With Cal’s entourage out the door, I found myself wanting to do one more thing before I followed them.  I walked over to Cal’s teacher and gave her a hug, telling her that she really did a fantastic job with Cal, that we really appreciated all of the work that she puts into her job and that she’s an excellent teacher.  I believe that.  Cal’s been with Mrs. Dunham since before he was in Kindergarten and before she was a Kindergarten teacher.  She makes it a point to recognize the potential in each kid and challenges him to tap into it.  I credit Ally with Cal’s remarkable reading abilities for his age.  That he’s also creative, pretty sharp and incredibly inquisitive may very well be in his genes; Ally just makes it a point to facilitate regular reinforcement and encouragement of those traits.
This was Cal’s first stint in Kindergarten.  With a December birthday, he technically wasn’t old enough to start Kindergarten last fall; so he’s really due to do so this coming August.  When the Director at his current school told us that they thought Cal was ready for Kindergarten and would we like to put him into their private Kindergarten program, we jumped on the opportunity.  When she told us he could just do Kindergarten twice, then (once at his current school, and again in public school), we thought that was nutty.  If he did well in his first year in Kindergarten, why not just put him right into First Grade in public school?  Mostly, we were worried he’d be bored, and this would lead to other issues.

He did well in Kindergarten.
Then we thought about maturity.  While Cal’s always been pretty good at fitting comfortably in to social settings, he has his idiosyncracies (freaking out about his pants hitting the tops of his feet, for one) that we’d hate to be problematic in First Grade and that another year might help to address.  And, just as important, did we want him to be the smallest and youngest in the sports he chooses to play or the biggest and oldest?  With the latter as the obvious preference and figuring another year to mature would be beneficial, we decided his first year of public school would be spent in another round of Kindergarten.  It would be different enough and with new opportunities that we really believe (hope?) he won’t be bored.

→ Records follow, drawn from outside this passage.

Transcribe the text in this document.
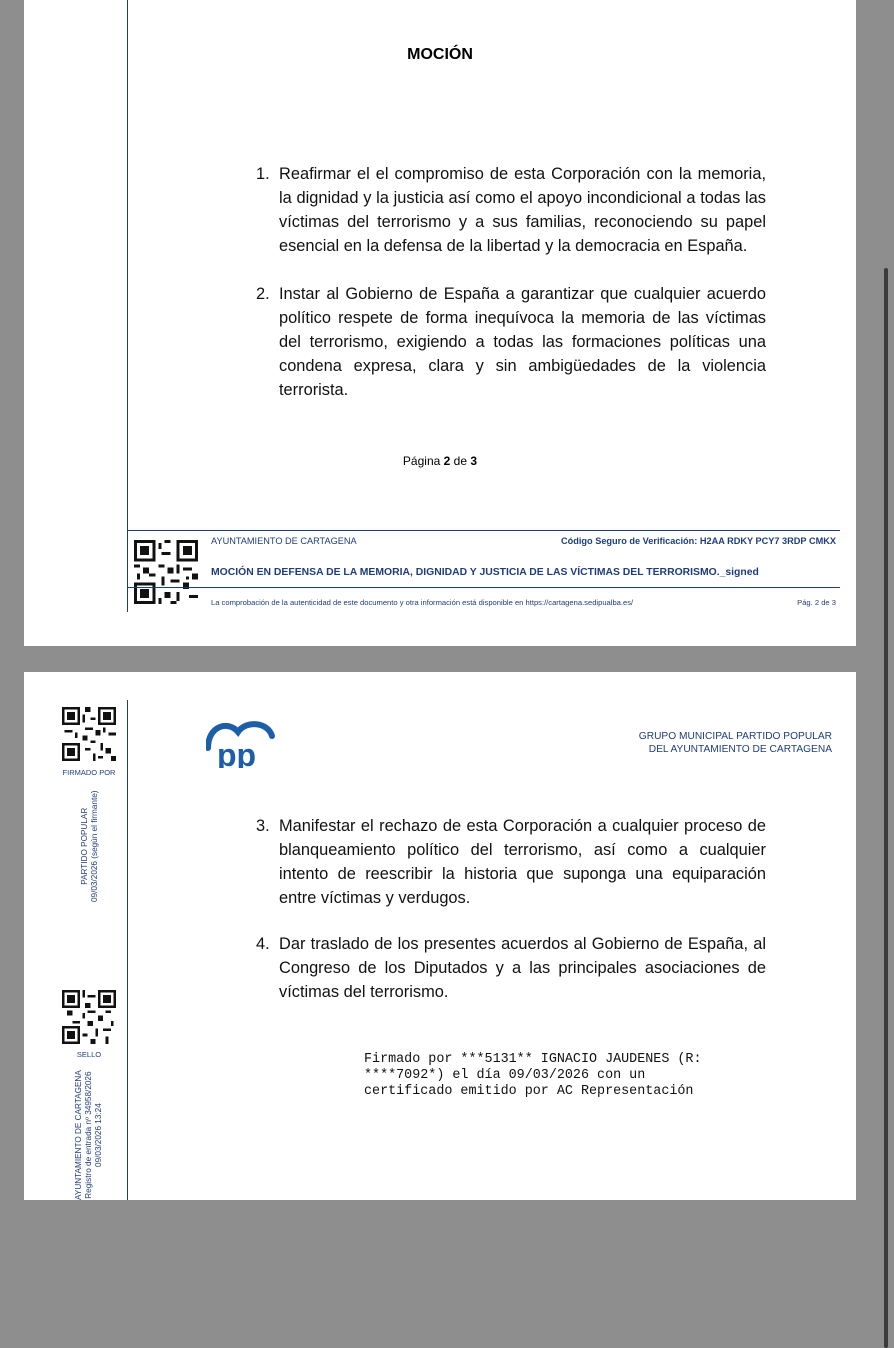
MOCIÓN
1. Reafirmar el el compromiso de esta Corporación con la memoria, la dignidad y la justicia así como el apoyo incondicional a todas las víctimas del terrorismo y a sus familias, reconociendo su papel esencial en la defensa de la libertad y la democracia en España.
2. Instar al Gobierno de España a garantizar que cualquier acuerdo político respete de forma inequívoca la memoria de las víctimas del terrorismo, exigiendo a todas las formaciones políticas una condena expresa, clara y sin ambigüedades de la violencia terrorista.
Página 2 de 3
AYUNTAMIENTO DE CARTAGENA	Código Seguro de Verificación: H2AA RDKY PCY7 3RDP CMKX
MOCIÓN EN DEFENSA DE LA MEMORIA, DIGNIDAD Y JUSTICIA DE LAS VÍCTIMAS DEL TERRORISMO._signed
La comprobación de la autenticidad de este documento y otra información está disponible en https://cartagena.sedipualba.es/	Pág. 2 de 3
FIRMADO POR
PARTIDO POPULAR 09/03/2026 (según el firmante)
SELLO
AYUNTAMIENTO DE CARTAGENA Registro de entrada nº 34958/2026 09/03/2026 13:24
pp
GRUPO MUNICIPAL PARTIDO POPULAR
DEL AYUNTAMIENTO DE CARTAGENA
3. Manifestar el rechazo de esta Corporación a cualquier proceso de blanqueamiento político del terrorismo, así como a cualquier intento de reescribir la historia que suponga una equiparación entre víctimas y verdugos.
4. Dar traslado de los presentes acuerdos al Gobierno de España, al Congreso de los Diputados y a las principales asociaciones de víctimas del terrorismo.
Firmado por ***5131** IGNACIO JAUDENES (R:
****7092*) el día 09/03/2026 con un
certificado emitido por AC Representación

It's not that we stressed regularly about our decision, but it really seemed like a big one.  Sure, it's Kindergarten vs. First Grade; but I feel like we're setting the stage for Cal's life with this single decision.  With this single decision, we set him on a path with different potential friends, different potential teammates, different experiences altogether than he would have been had we put him into First Grade now.

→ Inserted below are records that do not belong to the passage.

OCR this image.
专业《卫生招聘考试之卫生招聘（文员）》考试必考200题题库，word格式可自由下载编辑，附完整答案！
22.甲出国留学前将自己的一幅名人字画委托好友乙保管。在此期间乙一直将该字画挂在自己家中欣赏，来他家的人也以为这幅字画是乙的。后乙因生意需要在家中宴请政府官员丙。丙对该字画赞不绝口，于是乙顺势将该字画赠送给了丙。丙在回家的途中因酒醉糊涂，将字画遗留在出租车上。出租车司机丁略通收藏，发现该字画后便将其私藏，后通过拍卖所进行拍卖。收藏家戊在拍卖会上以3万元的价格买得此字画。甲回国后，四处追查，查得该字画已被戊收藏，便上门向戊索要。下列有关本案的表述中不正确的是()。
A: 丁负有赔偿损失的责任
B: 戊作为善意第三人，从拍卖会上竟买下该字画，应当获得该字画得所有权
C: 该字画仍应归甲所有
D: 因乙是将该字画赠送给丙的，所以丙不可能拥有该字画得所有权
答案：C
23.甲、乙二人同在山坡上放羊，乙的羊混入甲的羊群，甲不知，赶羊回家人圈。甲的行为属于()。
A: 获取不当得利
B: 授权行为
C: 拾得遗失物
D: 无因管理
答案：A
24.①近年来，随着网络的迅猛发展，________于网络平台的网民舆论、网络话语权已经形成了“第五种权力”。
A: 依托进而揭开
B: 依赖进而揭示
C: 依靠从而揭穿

I find comfort in knowing we weren’t alone in our decision.  Most others in Cal’s Kindergarten class who weren’t old enough to start Kindergarten in public school this year are doing the same.

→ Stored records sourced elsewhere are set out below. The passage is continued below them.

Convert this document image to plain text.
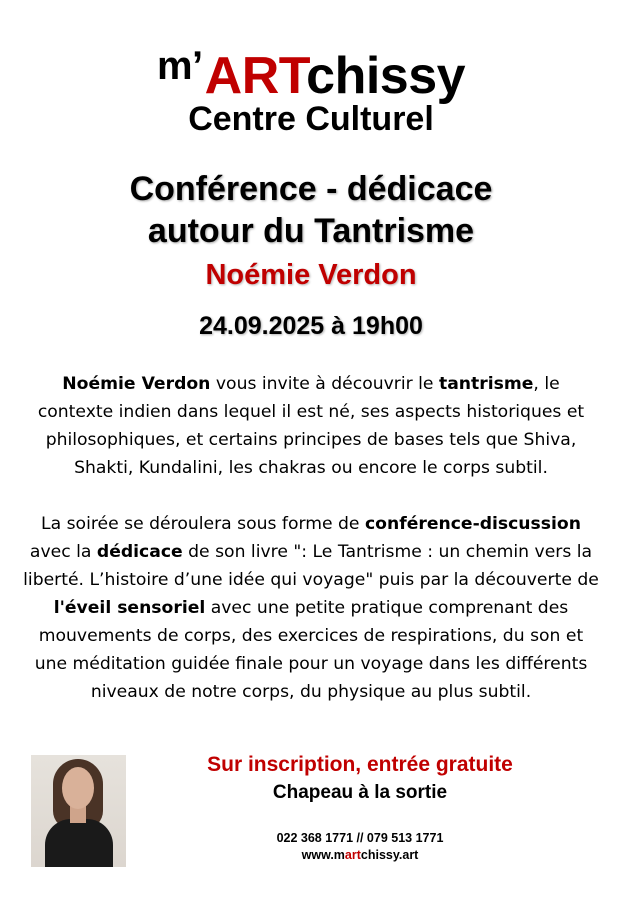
$^{m’}$ARTchissy
Centre Culturel
Conférence - dédicace
autour du Tantrisme
Noémie Verdon
24.09.2025 à 19h00

Noémie Verdon vous invite à découvrir le tantrisme, le contexte indien dans lequel il est né, ses aspects historiques et philosophiques, et certains principes de bases tels que Shiva, Shakti, Kundalini, les chakras ou encore le corps subtil.

La soirée se déroulera sous forme de conférence-discussion avec la dédicace de son livre ": Le Tantrisme : un chemin vers la liberté. L’histoire d’une idée qui voyage" puis par la découverte de l'éveil sensoriel avec une petite pratique comprenant des mouvements de corps, des exercices de respirations, du son et une méditation guidée finale pour un voyage dans les différents niveaux de notre corps, du physique au plus subtil.

Sur inscription, entrée gratuite
Chapeau à la sortie
022 368 1771 // 079 513 1771
www.martchissy.art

So we, along with Cal's grandparents, celebrated Cal's first Kindergarten graduation with a dinner at Choo Choo Johnny's, Cal's restaurant of choice.  I may have asked him ten times over the course of the week leading up to his day if he wanted to go to "B-DUBS AND GET MAGGIE MOOS AFTERWARD or Choo Choo Johnny's and just get ice cream there?"  Each time he answered definitively, "Choo Choo Johnny's," resisting my obvious suggestion that he pick B-Dubs and Maggie Moos.  The kid knows what he likes and wants.  Maybe next year, for Kindergarten Graduation - Take 2, he'll pick B-Dubs.  I know it'll be in the mix of choices, and maybe he'll have matured his way out of Choo Choo Johnny's.